As prefeituras enfrentam um desafio pontual no caminho do desenvolvimento das redes de saneamento básico. Trata-se de uma dificuldade econômica. A questão orçamentária, inclusive, motiva debates entre as representações municipalistas. A discussão mais recente envolve um projeto que tramita na Câmara dos Deputados, criando uma lógica de priorização para a atuação da Fundação Nacional de Saúde (Funasa). A proposta, que está na pauta da Comissão de Seguridade Social e Família, divide opiniões por conta do principal critério.
Se a legislação for aprovada sem mudanças, a Funasa deverá priorizar os municípios que tenham até 60 mil habitantes. Na justificativa apresentada aos parlamentares, o proponente, deputado Aureo Lídio Moreira Ribeiro, do Solidariedade do Rio de Janeiro, destaca que, ‘por questões meramente políticas, a Funasa instituiu programas para atendimento de municípios com até 50 mil habitantes, o que dificulta o acesso ao saneamento básico de municípios com população não tão maior’. Fica evidente que, inclusive com a redação em vigor, a classe política ainda desconhece o fato de a necessidade de recursos ser generalizada.
A Confederação Nacional dos Municípios (CNM) já se manifestou sobre a perspectiva de alteração da lei. A principal representação municipalista reconhece que os recursos da Funasa não bastam para atender as localidades menores.
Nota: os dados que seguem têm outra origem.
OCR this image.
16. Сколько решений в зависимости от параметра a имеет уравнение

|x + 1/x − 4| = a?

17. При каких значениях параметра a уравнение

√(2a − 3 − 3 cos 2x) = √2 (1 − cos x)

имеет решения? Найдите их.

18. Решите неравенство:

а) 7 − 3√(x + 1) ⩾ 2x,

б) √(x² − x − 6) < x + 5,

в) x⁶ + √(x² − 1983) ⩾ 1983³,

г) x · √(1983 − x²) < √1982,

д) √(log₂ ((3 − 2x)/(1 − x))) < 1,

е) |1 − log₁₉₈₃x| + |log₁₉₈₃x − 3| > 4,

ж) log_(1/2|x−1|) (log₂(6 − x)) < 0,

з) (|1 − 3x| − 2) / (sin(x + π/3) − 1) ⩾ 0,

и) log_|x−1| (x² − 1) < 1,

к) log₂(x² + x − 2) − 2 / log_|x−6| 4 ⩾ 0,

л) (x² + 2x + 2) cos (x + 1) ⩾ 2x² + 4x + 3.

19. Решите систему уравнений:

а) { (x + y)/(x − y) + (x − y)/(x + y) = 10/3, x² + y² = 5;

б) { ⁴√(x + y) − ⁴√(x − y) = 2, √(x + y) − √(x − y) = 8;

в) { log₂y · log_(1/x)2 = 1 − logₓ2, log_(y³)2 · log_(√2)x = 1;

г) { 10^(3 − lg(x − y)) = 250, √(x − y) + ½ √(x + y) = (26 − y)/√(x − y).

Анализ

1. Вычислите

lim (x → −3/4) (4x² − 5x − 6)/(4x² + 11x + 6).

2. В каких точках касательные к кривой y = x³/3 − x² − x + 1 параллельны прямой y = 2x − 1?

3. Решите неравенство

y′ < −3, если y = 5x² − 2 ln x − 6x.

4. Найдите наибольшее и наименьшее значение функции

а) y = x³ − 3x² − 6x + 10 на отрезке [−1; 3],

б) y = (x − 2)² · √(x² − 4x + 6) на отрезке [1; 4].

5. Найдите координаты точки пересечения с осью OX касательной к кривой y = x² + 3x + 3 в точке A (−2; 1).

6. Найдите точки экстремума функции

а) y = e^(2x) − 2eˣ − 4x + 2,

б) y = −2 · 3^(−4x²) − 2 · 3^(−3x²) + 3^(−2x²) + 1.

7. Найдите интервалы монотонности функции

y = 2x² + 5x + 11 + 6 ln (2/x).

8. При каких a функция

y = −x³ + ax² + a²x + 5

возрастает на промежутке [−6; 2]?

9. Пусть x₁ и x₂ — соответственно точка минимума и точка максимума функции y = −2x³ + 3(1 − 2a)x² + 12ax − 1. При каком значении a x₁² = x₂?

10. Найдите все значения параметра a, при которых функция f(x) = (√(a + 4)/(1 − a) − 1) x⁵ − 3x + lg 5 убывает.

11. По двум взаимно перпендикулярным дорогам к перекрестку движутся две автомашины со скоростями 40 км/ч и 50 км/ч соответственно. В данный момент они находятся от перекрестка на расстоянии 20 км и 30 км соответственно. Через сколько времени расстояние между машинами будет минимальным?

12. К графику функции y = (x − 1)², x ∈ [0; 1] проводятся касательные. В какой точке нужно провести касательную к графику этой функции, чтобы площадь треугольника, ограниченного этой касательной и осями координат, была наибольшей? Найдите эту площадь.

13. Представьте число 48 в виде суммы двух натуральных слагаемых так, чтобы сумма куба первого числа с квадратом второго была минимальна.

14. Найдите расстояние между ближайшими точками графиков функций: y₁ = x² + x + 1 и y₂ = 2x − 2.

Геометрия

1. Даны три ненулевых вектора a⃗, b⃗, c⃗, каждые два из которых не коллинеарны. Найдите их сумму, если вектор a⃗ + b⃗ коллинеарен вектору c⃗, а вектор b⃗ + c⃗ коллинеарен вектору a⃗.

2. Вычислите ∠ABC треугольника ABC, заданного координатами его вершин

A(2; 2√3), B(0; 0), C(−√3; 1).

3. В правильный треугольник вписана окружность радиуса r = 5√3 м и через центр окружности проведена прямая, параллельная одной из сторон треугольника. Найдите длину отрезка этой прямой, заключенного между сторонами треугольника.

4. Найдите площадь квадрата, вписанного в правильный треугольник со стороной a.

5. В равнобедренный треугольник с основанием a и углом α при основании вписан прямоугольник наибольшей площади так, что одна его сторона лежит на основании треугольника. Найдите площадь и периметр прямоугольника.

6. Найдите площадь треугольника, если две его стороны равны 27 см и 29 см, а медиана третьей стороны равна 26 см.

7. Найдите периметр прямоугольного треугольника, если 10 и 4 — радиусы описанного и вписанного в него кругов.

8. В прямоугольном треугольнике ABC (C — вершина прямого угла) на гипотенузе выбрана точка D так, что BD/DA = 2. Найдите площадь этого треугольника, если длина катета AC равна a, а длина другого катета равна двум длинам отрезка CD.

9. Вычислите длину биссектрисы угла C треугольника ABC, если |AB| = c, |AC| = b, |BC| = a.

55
A CNM também reconhece que as grandes cidades têm capacidade técnica e operacional para elaboração de projetos e captar recursos. A crítica direcionada à proposta diz respeito ao inevitável movimento de de ‘retirar recursos de uns para aplicar em outros’. A densidade demográfica, de fato, talvez não seja um critério apropriado.
De acordo com dados do Instituto Brasileiro de Geografia e Estatística (IBGE) de 2017, a Funasa, órgão do Ministério da Saúde encarregado de promover saneamento básico à população, atua, hoje, em 88% dos 5.568 municípios brasileiros. A atuação consorciada, que privilegiasse a implementação de projetos conjuntos, poderia ser mais eficiente, do ponto de vista da racionalidade de investimentos. É preciso ter muita clareza, entretanto, que não se trata apenas de estabelecer um sistema de prioridades para o recebimento de recursos, por parte das cidades, e sim a priorização dos recursos para saneamento dentro do orçamento da União.